Since arriving in the US, i’ve become a big baseball fan, and also interested in the statistics of the game. Not just ERA and Batting Average and Slugging Percentage, but the more esoteric stuff done by the Sabermetrics crowd on websites like Baseball Prospectus. But i’ve never actually gotten into doing any math myself; i just read what other folks do, and absorb their (usually very good) explanations of what their calculations can tell us. I have no idea how to do a regression analysis, and while i understand why standard deviation is important, i’m still not sure how to read a SD and derive significance from it.
Anyway, i’ve decided to try and get a little better at some of this stuff, so i’ve got a Statistics for Dummies book and a few websites and i’m learning.
The thing i’m working on now—inspired by a post on a baseball blog i read—is trying to see whether there’s any correlation between a team’s September performance and its performance in the playoffs. I have gathered data about the September winning % and the playoff winning percentage for all playoff teams since 1976. That gives me 30 years of data (1994 missing due to strike), and a total of 172 playoff teams (8 teams per year in Wild Card era; 4 teams per year before that).

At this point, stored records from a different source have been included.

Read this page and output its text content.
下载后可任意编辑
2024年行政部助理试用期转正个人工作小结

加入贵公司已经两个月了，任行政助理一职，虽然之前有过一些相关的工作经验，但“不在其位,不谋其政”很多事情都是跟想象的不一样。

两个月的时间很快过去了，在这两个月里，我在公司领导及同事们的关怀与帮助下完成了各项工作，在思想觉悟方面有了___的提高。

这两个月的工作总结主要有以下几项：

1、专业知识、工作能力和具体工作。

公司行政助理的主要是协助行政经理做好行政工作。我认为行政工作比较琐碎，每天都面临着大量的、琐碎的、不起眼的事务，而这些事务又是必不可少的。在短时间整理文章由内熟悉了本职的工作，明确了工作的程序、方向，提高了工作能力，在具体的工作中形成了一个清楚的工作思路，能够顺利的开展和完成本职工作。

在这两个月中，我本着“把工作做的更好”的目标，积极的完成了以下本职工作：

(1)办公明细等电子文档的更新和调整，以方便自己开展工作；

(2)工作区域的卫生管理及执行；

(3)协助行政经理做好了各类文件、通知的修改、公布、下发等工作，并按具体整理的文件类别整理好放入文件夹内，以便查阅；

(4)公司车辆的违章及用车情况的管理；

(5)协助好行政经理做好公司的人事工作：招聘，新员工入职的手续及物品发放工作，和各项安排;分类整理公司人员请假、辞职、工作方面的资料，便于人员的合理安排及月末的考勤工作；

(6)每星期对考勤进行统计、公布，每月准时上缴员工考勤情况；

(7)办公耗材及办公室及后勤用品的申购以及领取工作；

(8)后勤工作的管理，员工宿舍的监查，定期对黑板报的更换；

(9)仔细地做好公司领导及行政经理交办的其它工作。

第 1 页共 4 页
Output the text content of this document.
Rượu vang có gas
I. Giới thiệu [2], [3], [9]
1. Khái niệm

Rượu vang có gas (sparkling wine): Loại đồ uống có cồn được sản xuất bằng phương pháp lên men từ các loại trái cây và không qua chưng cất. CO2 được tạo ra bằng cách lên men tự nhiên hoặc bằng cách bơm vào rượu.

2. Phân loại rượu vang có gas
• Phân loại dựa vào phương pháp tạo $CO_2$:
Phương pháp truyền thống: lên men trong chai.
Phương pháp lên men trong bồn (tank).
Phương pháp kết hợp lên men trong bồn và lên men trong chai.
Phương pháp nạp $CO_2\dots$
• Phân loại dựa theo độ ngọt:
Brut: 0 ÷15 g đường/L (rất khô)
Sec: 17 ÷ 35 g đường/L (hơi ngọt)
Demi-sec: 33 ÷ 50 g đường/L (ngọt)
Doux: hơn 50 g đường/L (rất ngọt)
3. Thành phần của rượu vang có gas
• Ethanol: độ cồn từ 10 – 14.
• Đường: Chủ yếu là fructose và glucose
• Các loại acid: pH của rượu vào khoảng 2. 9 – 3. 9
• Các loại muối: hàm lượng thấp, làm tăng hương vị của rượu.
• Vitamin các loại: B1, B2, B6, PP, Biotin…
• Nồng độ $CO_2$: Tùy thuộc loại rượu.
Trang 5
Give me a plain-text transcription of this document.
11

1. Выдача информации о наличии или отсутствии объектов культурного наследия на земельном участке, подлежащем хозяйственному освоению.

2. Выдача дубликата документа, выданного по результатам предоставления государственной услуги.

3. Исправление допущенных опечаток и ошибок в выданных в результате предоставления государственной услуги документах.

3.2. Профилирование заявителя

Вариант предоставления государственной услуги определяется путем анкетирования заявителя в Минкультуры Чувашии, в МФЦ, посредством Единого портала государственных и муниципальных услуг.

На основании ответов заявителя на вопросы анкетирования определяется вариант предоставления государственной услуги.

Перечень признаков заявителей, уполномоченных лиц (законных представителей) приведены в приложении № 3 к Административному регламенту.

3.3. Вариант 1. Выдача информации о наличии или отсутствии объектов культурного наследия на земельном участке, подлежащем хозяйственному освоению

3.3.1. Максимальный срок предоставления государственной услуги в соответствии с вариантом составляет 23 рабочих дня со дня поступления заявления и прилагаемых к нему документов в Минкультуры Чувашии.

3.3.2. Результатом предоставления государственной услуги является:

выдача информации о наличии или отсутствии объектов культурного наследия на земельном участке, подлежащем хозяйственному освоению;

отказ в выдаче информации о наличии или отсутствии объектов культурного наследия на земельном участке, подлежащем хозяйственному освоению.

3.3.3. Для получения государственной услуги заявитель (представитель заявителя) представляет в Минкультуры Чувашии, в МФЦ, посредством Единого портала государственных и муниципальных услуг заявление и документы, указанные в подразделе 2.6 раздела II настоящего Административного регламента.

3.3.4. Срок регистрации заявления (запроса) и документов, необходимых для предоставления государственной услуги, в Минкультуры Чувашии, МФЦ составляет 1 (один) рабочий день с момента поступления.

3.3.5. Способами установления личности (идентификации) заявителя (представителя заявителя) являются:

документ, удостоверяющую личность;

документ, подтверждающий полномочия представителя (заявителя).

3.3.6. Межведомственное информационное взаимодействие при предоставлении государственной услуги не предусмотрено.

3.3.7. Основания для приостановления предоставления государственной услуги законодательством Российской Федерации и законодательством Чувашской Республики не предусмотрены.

The thing is, though, that i’m still not clear on when different types of correlation are appropriate. To get correlation for this group of stats, i used the Pearson Product Moment Correlation. Based on the reading i’ve done, it seems appropriate, but i’m not completely confident. Is this an appropriate measure to use in this case? If not, why not? And what should i use instead?
So far, the correlation i’ve derived is between Septmember Win % and Playoff Win %. That seems fairly straightforward, because i’m comparing similar numbers (Win%). The Pearson correlation i’ve arrived at for these numbers is 0.018, or basically no correlation, positive or negative.
I also have another question about determining correlation between September wins and Playoff success, where “success” is defined as winning the World Series. How would i do this? Can i assign “success” a sort of binary value, where Winning World Series = 1 and Not Winning World Series = 0? This one has me confused.
Any help you can give my overtaxed stats brain would be appreciated.